Velocity Reviews - Computer Hardware Reviews

Velocity Reviews > Newsgroups > Programming > Python > ElementTree.XML(string XML) and ElementTree.fromstring(string XML)not working

Reply
Thread Tools

ElementTree.XML(string XML) and ElementTree.fromstring(string XML)not working

 
 
Kee Nethery
Guest
Posts: n/a
 
      06-26-2009
Summary: I have XML as string and I want to pull it into ElementTree
so that I can play with it but it is not working for me. XML and
fromstring when used with a string do not do the same thing as parse
does with a file. How do I get this to work?

Details:
I have a CGI that receives XML via an HTTP POST as a POST variable
named 'theXml'. The POST data is a string that the CGI receives, it is
not a file on a hard disk.

The POSTed string looks like this when viewed in pretty format:

<xml>
<purchase id="1" lang="en">
<item id="1" productId="369369">
<name>Autumn</name>
<quantity>1</quantity>
<price>8.46</price>
</item>
<javascript>YES</javascript>
</purchase>
<customer id="123456" time="1227449322">
<shipping>
<street>19 Any Street</street>
<city>Berkeley</city>
<state>California</state>
<zip>12345</zip>
<country>People's Republic of Berkeley</country>
<name>Jon Roberts</name>
</shipping>
<email>(E-Mail Removed)</email>
</customer>
</xml>


The pseudocode in Python 2.6.2 looks like:

import xml.etree.ElementTree as et

formPostData = cgi.FieldStorage()
theXmlData = formPostData['theXml'].value
theXmlDataTree = et.XML(theXmlData)

and when this runs, theXmlDataTree is set to:

theXmlDataTree instance <Element xml at 7167b0>
attrib dict {}
tag str xml
tail NoneType None
text NoneType None

I get the same result with fromstring:

formPostData = cgi.FieldStorage()
theXmlData = formPostData['theXml'].value
theXmlDataTree = et.fromstring(theXmlData)

I can put the xml in a file and reference the file by it's URL and use:

et.parse(urllib.urlopen(theUrl))

and that will set theXmlDataTree to:

theXmlDataTree instance <xml.etree.ElementTree.ElementTree instance at
0x67cb48>

This result I can play with.
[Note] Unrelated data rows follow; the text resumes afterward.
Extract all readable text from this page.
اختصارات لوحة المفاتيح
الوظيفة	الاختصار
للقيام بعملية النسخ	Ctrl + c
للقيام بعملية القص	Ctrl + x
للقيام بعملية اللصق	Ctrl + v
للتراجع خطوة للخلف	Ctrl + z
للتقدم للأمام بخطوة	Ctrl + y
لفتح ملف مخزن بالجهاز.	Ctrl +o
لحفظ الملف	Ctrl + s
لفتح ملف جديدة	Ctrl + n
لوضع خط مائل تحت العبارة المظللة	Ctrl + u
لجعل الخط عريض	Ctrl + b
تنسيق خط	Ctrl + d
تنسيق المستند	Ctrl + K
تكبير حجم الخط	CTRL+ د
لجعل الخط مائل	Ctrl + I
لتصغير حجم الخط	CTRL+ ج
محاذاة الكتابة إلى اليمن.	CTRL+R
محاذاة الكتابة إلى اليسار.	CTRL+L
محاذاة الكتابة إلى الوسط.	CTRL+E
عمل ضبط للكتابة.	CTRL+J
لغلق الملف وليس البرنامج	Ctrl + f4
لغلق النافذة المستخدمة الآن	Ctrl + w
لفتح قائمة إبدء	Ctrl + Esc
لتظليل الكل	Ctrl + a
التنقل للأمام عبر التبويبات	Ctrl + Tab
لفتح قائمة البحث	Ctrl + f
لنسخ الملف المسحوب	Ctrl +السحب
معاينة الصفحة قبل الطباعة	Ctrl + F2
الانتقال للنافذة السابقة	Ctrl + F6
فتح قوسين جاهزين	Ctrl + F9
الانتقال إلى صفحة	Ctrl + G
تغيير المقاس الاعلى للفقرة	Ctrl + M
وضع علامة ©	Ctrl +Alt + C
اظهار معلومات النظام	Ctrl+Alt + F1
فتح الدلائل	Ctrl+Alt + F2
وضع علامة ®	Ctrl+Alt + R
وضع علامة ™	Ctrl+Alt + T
It contains all the XML.

et.parse seems to pull in the entire XML document and give me
something to play with whereas et.XML and et.fromstring do not.

Questions:
How do I get this to work?
Where in the docs did it give me an example of how to make this work
(what did I miss from reading the docs)?

.... and for bonus points ...

Why isn't et.parse the only way to do this? Why have XML or fromstring
at all? Why not enhance parse and deprecate XML and fromstring with
something like:

formPostData = cgi.FieldStorage()
theXmlData = formPostData['theXml'].value
theXmlDataTree =
et
..parse
(makeThisUnicodeStringLookLikeAFileSoParseWillDeal WithIt(theXmlData))

Thanks in advance,
Kee Nethery
 
Reply With Quote
 
 
 
 
Nobody
Guest
Posts: n/a
 
      06-26-2009
On Thu, 25 Jun 2009 18:02:25 -0700, Kee Nethery wrote:

> Summary: I have XML as string and I want to pull it into ElementTree
> so that I can play with it but it is not working for me. XML and
> fromstring when used with a string do not do the same thing as parse
> does with a file. How do I get this to work?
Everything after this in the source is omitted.